Türkiye'nin AB içinde yer alma iddiasını, şu anda yeni bir küresel düzenin oluşmakta olduğunu gözardı etmeden değerlendirmek galiba en doğrusu. Yeni küresel düzenin çerçevesi henüz tam olarak belirlenmiş değil ama herkesin, her ülkenin eninde sonunda uymak zorunda kalacağı bir küresel kurallar ve ilkeler sisteminin geçerli olacağı bir küresel düzenin kurulması gündemde. Ancak bu yeni düzenin çerçevesi ve küresel boyutta nasıl geçerli kılınacağı şu an için tartışma konusu.

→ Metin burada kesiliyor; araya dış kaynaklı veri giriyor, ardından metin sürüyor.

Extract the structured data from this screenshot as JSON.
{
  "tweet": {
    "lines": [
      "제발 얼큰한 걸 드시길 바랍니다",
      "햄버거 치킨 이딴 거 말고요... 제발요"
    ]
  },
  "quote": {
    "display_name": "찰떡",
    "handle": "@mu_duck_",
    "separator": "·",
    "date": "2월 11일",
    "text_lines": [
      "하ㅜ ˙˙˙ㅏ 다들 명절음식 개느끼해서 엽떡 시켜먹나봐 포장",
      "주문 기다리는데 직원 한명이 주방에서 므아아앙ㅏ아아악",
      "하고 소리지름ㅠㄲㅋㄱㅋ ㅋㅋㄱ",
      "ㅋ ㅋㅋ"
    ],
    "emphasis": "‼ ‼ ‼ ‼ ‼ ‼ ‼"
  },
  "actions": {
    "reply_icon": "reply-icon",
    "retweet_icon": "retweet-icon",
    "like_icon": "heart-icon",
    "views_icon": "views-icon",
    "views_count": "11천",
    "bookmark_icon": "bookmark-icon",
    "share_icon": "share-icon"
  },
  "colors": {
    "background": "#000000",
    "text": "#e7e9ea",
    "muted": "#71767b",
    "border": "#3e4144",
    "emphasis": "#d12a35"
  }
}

ABD, kendi işine gelen bir yapılanmayı, gereğinde askeri güç de kullanarak herkese kabul ettirmek ve yeni küresel düzenin tek hakimi konumuna gelmek isterken AB'nin tamamen farklı bir yöntemle, zora ve askere başvurmadan etki alanını genişletme ve kendi felsefesini yayma yolunda olduğu görülüyor.
Postmodern imparatorluk
Halen AB Konseyi Dış İlişkiler ve Siyasi - Askeri İşler Direktörü olan Robert Cooper, The Braking of Nations (Ulusların Dağılması) adlı kitabında, günümüzde en geniş kapsamlı emperyal yayılmayı aslında AB'nin gerçekleştirdiğini belirterek şöyle diyor: "Son yıllarda, AB üyesi olmayı amaçlayan birçok orta Avrupa ülkesi, anayasalarını ve yasalarını değiştirdi, piyasa ekonomisi kurallarını geçerli kıldı, yolsuzluklarla mücadele kurulları oluşturdu ve AB yasalarının büyük bölümünü kabul etti. Aynı amaçla ölüm cezasını kaldıran ve azınlık haklarını kabul eden Türkiye'de yaşanan gelişmeler özellikle çarpıcıydı. Başka bir çağda bu tür bir değişim ancak sömürgeci bir gücün diktası altında gerçekleşebilirdi. Bugünün dünyasında ise söz konusu reformların, postmodern imparatorluğa tam üye olarak katılmak ve yönetiminde söz sahibi olmak isteyen ülkelerin gönüllü çabalarıyla gerçekleştiğini görüyoruz. Bu gönüllü katılım biçimi bu imparatorluk türüne kalıcı bir meşruiyet sağlıyor ve uzun süre yaşama şansını kazandırıyor."
Cooper'ın "postmodern imparatorluk" diye nitelediği AB içinde yer almak Türkiye için de en iyi tercih mi? Türkiye'nin AB üyeliğini bir de bu açıdan değerlendirmekte yarar var.